Today, forward-looking organisations count data as a strategic asset, and every strategic asset needs a custodian. Just as the CFO manages financial assets and the CHRO or COO manages ‘human’ assets, organisations need a custodian to manage their data assets.
However, with an asset as enormous and unwieldy as hundreds or even thousands of datasets, this isn’t as simple as it might sound. In a world where most important decisions are based upon data, and where data protection and privacy issues abound, data custodians have one of the most important jobs in any organisation.
Across the globe, digital transformation is taking place in every vertical and industry. So why are many data strategies still siloed and, quite frankly, archaic? Data management needs to move with the times and support digitally transformed businesses by providing digitally transformed data architecture. Legacy architecture simply won’t work for modern data anymore – we need to rethink data strategy, and the custodians to back it up.
Here are some points for those reviewing their current data management:
- A data custodian needs to know what the data assets are and where they are. What sort of data does the company collect? Why is each data point significant? How can collecting and applying it better serve the company’s customers?
- They need to know how to protect this data. Which measures are in place to keep it safe and preserve its value to the company? What security plan does the company have to keep customers and their data safe? Is this plan compliant with local and international regulations? For example, the General Data Protection Regulation?
- Data custodians need to ensure that the company can use their data to create value for the company. How is the company leveraging data to make more informed decisions? How are these findings affecting the way the company advertises to and serves its customers?
All three facets are equally important to any company, and they may seem pretty straightforward at first glance. But there’s a major roadblock preventing some data custodians from even getting started.
Breaking down the data silo
The hurdle that keeps data custodians from fully understanding their company’s data assets is how and where companies keep their data in the first place. Data tends to be both siloed and stored in multiple locations, and this is a huge problem for custodians who need to index and protect data smoothly and easily.
Business units often purchase applications independently (especially web-based/Software as a Service applications) with their departmental budgets, without seeking approval from the CIO. Additionally, different units will purchase different applications that apply exclusively to their work.
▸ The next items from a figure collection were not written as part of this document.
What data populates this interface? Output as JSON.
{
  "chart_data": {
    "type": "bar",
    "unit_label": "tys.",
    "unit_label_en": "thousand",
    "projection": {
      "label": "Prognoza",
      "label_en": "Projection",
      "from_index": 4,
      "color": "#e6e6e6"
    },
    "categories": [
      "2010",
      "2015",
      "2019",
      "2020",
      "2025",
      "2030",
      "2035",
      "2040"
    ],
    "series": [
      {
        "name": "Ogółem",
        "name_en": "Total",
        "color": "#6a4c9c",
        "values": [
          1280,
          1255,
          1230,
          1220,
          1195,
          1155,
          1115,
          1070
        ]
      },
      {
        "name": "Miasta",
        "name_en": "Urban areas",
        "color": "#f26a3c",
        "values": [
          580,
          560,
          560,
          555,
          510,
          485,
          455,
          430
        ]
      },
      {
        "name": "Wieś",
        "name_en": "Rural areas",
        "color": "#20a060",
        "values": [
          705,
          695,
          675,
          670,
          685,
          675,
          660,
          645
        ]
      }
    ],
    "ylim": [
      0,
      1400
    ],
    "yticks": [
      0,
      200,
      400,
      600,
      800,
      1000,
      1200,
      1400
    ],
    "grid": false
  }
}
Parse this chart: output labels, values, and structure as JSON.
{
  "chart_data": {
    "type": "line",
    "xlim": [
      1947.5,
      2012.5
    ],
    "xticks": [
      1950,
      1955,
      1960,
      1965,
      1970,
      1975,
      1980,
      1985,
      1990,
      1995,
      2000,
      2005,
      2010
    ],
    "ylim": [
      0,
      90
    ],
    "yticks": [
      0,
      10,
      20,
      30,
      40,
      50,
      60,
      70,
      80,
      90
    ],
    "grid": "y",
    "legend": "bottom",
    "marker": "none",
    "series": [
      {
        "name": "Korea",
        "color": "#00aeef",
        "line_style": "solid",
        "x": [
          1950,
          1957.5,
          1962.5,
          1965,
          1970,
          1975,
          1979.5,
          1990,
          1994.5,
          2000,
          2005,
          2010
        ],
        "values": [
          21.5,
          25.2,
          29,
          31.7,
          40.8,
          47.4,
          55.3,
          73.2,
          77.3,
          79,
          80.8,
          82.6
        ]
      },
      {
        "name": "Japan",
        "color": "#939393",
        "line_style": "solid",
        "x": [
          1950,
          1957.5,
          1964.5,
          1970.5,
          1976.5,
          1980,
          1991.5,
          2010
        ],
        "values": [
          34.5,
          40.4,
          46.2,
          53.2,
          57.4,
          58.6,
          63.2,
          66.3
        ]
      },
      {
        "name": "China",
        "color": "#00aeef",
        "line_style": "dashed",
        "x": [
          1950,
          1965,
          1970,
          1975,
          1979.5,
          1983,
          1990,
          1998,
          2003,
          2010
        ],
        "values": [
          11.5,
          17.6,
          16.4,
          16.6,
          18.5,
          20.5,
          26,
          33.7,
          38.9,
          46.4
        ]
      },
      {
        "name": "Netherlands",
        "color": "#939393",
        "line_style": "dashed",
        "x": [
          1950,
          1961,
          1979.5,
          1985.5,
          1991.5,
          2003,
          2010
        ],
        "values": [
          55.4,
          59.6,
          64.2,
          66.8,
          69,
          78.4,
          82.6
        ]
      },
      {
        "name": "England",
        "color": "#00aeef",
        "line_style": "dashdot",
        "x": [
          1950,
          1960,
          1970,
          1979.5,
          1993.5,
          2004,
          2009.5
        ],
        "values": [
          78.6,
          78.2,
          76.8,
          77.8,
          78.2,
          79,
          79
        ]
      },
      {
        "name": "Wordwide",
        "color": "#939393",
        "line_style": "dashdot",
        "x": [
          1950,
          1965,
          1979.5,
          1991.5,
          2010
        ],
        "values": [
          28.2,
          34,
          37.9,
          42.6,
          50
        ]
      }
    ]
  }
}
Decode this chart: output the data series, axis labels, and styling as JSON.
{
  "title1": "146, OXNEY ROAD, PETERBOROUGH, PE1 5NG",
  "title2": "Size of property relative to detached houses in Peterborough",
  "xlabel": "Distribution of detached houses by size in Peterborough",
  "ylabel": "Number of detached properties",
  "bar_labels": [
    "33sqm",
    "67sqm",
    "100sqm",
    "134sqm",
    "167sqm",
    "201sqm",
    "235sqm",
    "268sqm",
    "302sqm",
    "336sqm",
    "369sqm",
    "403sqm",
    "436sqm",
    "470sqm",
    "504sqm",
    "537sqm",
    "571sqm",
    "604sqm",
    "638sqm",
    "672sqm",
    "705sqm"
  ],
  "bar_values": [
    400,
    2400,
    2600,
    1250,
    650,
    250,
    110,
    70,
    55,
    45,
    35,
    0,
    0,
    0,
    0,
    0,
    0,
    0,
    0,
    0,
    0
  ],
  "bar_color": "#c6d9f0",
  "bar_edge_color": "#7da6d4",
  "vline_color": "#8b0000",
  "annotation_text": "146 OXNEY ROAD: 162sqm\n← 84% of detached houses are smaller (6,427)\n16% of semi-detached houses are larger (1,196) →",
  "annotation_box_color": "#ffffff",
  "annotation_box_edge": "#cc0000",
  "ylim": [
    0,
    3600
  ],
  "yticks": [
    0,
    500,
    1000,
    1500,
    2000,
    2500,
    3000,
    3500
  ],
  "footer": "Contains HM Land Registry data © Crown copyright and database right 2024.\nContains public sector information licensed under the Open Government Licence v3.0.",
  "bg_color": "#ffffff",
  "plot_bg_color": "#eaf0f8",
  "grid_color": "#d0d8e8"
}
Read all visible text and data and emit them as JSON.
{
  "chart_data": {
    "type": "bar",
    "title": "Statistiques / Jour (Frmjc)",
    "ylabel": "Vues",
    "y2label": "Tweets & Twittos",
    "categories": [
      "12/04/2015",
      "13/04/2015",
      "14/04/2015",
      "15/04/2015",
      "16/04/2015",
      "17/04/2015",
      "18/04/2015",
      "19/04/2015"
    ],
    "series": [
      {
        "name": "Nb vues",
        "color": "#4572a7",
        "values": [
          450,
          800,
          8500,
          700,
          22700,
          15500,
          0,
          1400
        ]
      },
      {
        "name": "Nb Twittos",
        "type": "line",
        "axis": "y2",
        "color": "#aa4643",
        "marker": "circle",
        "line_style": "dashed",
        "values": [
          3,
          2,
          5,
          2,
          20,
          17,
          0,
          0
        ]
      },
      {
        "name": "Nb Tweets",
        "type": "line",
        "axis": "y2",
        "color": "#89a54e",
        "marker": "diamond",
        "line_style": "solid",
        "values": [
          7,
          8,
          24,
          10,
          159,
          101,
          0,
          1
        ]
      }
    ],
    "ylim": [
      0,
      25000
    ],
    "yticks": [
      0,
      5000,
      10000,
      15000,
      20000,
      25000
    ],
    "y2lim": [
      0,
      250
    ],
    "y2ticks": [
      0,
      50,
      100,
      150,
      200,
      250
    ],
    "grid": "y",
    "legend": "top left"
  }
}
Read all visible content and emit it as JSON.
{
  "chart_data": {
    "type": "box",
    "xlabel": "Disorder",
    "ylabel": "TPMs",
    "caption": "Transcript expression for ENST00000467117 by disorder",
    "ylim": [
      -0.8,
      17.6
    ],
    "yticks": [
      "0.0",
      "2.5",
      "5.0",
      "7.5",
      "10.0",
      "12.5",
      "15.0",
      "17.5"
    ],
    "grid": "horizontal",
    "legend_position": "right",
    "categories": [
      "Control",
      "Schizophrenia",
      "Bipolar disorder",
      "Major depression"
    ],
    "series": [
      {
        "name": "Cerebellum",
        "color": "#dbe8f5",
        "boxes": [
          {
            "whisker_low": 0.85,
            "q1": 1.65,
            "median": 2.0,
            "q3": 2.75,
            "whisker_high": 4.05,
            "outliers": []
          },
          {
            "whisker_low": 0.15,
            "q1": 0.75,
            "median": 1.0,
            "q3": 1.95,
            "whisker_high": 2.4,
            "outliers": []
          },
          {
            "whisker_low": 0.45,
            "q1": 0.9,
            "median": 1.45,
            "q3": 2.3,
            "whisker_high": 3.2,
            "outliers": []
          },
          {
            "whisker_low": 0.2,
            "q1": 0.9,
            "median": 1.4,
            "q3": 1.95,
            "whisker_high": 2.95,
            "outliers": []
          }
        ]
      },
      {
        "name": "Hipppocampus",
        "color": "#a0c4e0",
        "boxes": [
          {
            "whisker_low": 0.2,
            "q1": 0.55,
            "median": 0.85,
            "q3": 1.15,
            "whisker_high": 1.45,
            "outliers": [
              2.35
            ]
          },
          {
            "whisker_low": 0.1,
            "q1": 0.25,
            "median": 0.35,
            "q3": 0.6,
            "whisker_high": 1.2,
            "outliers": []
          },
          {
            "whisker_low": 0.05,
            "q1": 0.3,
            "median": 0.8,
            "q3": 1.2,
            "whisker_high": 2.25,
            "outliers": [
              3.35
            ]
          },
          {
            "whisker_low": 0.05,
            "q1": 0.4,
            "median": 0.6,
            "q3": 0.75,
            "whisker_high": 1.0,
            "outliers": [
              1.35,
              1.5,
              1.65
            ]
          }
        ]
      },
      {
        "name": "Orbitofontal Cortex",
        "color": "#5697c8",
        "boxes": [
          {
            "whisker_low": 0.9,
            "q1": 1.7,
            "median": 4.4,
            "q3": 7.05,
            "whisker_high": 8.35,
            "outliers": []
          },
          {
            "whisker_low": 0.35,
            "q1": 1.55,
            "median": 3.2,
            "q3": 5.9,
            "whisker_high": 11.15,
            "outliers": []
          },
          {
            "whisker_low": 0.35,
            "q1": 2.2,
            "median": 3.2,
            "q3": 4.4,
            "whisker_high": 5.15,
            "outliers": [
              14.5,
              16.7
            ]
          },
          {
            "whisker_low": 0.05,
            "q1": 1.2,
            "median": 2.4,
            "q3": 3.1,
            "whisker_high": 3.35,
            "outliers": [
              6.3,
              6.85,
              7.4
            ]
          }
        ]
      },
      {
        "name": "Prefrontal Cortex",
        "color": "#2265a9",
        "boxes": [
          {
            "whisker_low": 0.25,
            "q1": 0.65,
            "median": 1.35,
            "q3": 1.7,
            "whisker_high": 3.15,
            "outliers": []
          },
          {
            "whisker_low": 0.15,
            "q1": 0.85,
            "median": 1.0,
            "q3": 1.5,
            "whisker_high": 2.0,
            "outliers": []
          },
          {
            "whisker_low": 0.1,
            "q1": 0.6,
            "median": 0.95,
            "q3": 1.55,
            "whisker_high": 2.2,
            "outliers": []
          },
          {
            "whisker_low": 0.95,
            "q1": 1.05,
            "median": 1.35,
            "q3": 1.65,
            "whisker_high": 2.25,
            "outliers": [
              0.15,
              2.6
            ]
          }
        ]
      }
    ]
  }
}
For example, the marketing department might purchase a marketing automation application like Marketo, collecting marketing-specific data, while the sales department might purchase an online sales management application like Salesforce, creating a separate data silo. Additionally, the CIO might not even be aware of all the software applications that the different business units have purchased. They likely don’t know where or how the data for each application is stored, either.
This creates several issues because this data exists in separate silos, data repositories that aren’t integrated with the organisation’s enterprise-wide data administration system. That means only the marketing department can use marketing data, only the sales department can use sales data, and so on. This is bad for business because the more relationships a company can create between its data points, the more holistic the view of its data, and therefore of its customers.
Aside from integration, data siloing also negatively affects security and strategy for the company. If the CIO isn’t notified about these online application purchases, they can’t include them in a company-wide data protection solution, nor can they develop big picture plans for the company’s digital future.
The solution: an independent platform
Data siloing hurts companies and their customers in the short and long term, but there is a solution: an independent data platform that sits in the middle of all these data sources and can access all of them.
To enable a successful digital transformation, a company needs an overarching platform that has the capability and privileges to protect and search its data wherever it may live – whether that’s on-premises, in the cloud, on laptops and thumb drives, or on connected Internet of Things devices.
The platform can protect that data by making regular backup copies, while streamlining compliance with data privacy regulations across the board. Most importantly, it must enable the CIO to use the data generated as part of the company’s digital transformation strategy – regardless of where it might be located – to drive value across the business.
A truly successful digital transformation project will break down silos and enable companies to know, protect, and use their data. Only when all three of these responsibilities are being addressed can a company truly say that is managing customer data in a way that’s responsible, accountable, and transformational.